C.J. Wilson: Reliever to Successful Starter
This article pays tribute to my favorite player in the game of baseball, Los Angeles Angels starting pitcher, C.J. Wilson. When Wilson rose to the major leagues with the Texas Rangers in 2005, he flip-flopped from starting to relieving and starting and relieving. Not something young pitchers really want to do to start their careers. Wilson was permanently made a reliever in 2006 where he enjoyed modest success coming out of the Rangers bullpen. in 2007 Wilson tried his hand at closing where he had a great season, going 12 for 14 in saves with a 3.03 ERA. In 2008, he continued to close for the Rangers but struggled in that role. He did convert 24 of 28 save opportunities but Wilson never made things easy on himself as he had an ERA over 6. In 2009, which was Wilson`s final year as a relief pitcher, he got back to some of the early career success he had out of the bullpen, putting up an ERA of 2.81 in 74 games out of the bullpen, adding 14 saves.
When the 2010 season rolled around, Wilson wanted to be a starter, and the Rangers complied with his wishes. He worked extremely hard in the off-season of 2009-2010 in order to stretch himself out to be a successful starter for the Rangers. He did not disappoint at all. Wilson had an outstanding 2010 season where he went 15-8 with a 3.35 ERA. He was instrumental in the Rangers run to the World Series and formed a very dangerous 1 and 1A type combination for the Rangers at the top of the rotation with Cliff Lee. Wilson had an outstanding first season in the starting rotation for the Rangers and the idea of having him as a full time starter truly paid off.
2011 saw Wilson have the best season of his career. He was the ace of the Texas Rangers and was truly a stopper at the top of the rotation for the Rangers and saw him earn an all-star berth for the first time in his career. Wilson finished 2011 with a 16-7 record with a 2.94 ERA, numbers which signify a true ace. Yet again, the Rangers made a run to the World Series. Unfortunately for Wilson, the playoffs were not so kind to him. He had some good games and some bad ones, but even some of the outings that were not as good, he was able to keep the Rangers in the ball game for a potential comeback. 2011 is also the first time in which I met my favorite baseball player in the MLB:
The off-season leading into 2o12 was the most eventful and media coverage off-season Wilson had ever experienced as he was the best free agent starting pitcher to hit the market. After speculation for weeks about if he would re-sign with Texas or go elsewhere, it was announced Wilson had signed with his hometown, Los Angeles Angels. December 8th, 2011 Wilson inked the 5 year, $75 million deal with the Angels and big things were expected from Wilson.
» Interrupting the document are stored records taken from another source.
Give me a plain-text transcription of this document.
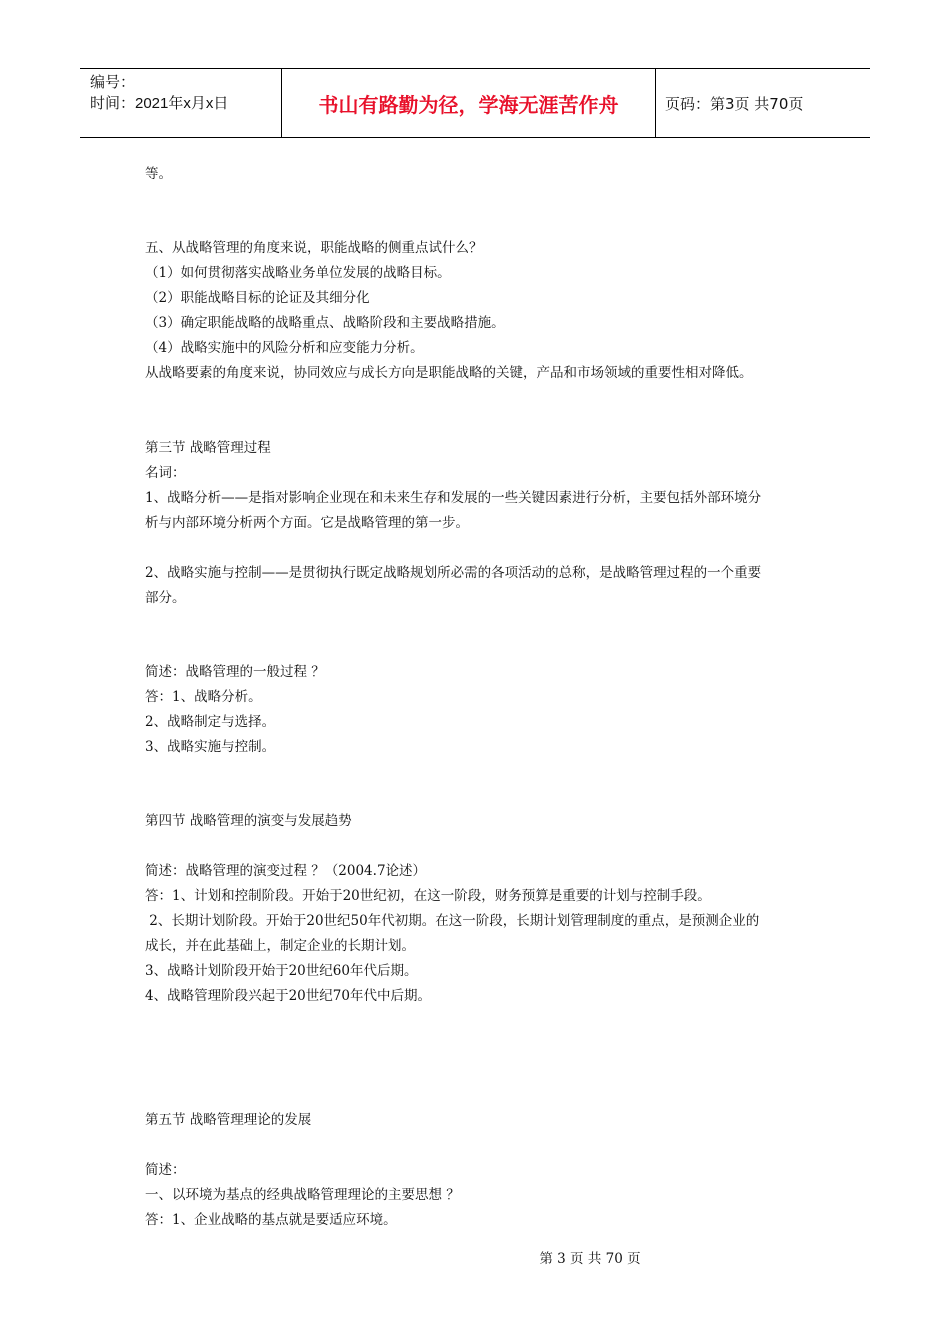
编号：
时间：2021年x月x日	书山有路勤为径，学海无涯苦作舟	页码：第3页 共70页
等。
五、从战略管理的角度来说，职能战略的侧重点试什么？
（1）如何贯彻落实战略业务单位发展的战略目标。
（2）职能战略目标的论证及其细分化
（3）确定职能战略的战略重点、战略阶段和主要战略措施。
（4）战略实施中的风险分析和应变能力分析。
从战略要素的角度来说，协同效应与成长方向是职能战略的关键，产品和市场领域的重要性相对降低。
第三节 战略管理过程
名词：
1、战略分析——是指对影响企业现在和未来生存和发展的一些关键因素进行分析，主要包括外部环境分
析与内部环境分析两个方面。它是战略管理的第一步。
2、战略实施与控制——是贯彻执行既定战略规划所必需的各项活动的总称，是战略管理过程的一个重要
部分。
简述：战略管理的一般过程 ？
答：1、战略分析。
2、战略制定与选择。
3、战略实施与控制。
第四节 战略管理的演变与发展趋势
简述：战略管理的演变过程 ？（2004.7论述）
答：1、计划和控制阶段。开始于20世纪初，在这一阶段，财务预算是重要的计划与控制手段。
2、长期计划阶段。开始于20世纪50年代初期。在这一阶段，长期计划管理制度的重点，是预测企业的
成长，并在此基础上，制定企业的长期计划。
3、战略计划阶段开始于20世纪60年代后期。
4、战略管理阶段兴起于20世纪70年代中后期。
第五节 战略管理理论的发展
简述：
一、以环境为基点的经典战略管理理论的主要思想 ？
答：1、企业战略的基点就是要适应环境。
第 3 页 共 70 页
2012 saw Wilson earn yet another all-star selection, an honor that once again, was truly deserved for the veteran. Wilson entered the all-star break with a 9-5 record with a sparkling 2.43 ERA. Unfortunately for him, a blister on his finger sidelined him from pitching in the all-star game but the accolade was yet another defining moment in his transformation from a reliever to successful starter. The rest of 2012, Wilson dealt with a bummed elbow which eventually required surgery to fix in the off-season. He stumbled a bit to a 13-10 record and a 3.83 ERA at the seasons end, but again, Wilson proved he is a top of the line starting pitcher.
Now into his 4th season as a starter, Wilson has been building up strength again in his arm and as the 2013 season has gotten underway, he has improved with each start he is making. Injuries to the Angels ace Jered Weaver has put Wilson back into his familiar role as an ace, and once again is proving why he is a great starting pitcher. He has a 3-1 record with a 3.86 ERA, and as mentioned earlier, he is only improving with each and every start he makes.
C.J Wilson is a guy who often flies under the radar as a great starting pitcher in the MLB, and I wanted to share his career journey in order to highlight how he as gotten to where he is today. Wilson is not only a very good starting pitcher, but is also a great person. His career path truly highlights how he has made a great transition from an often used reliever to a very reliable, top of the rotation starter.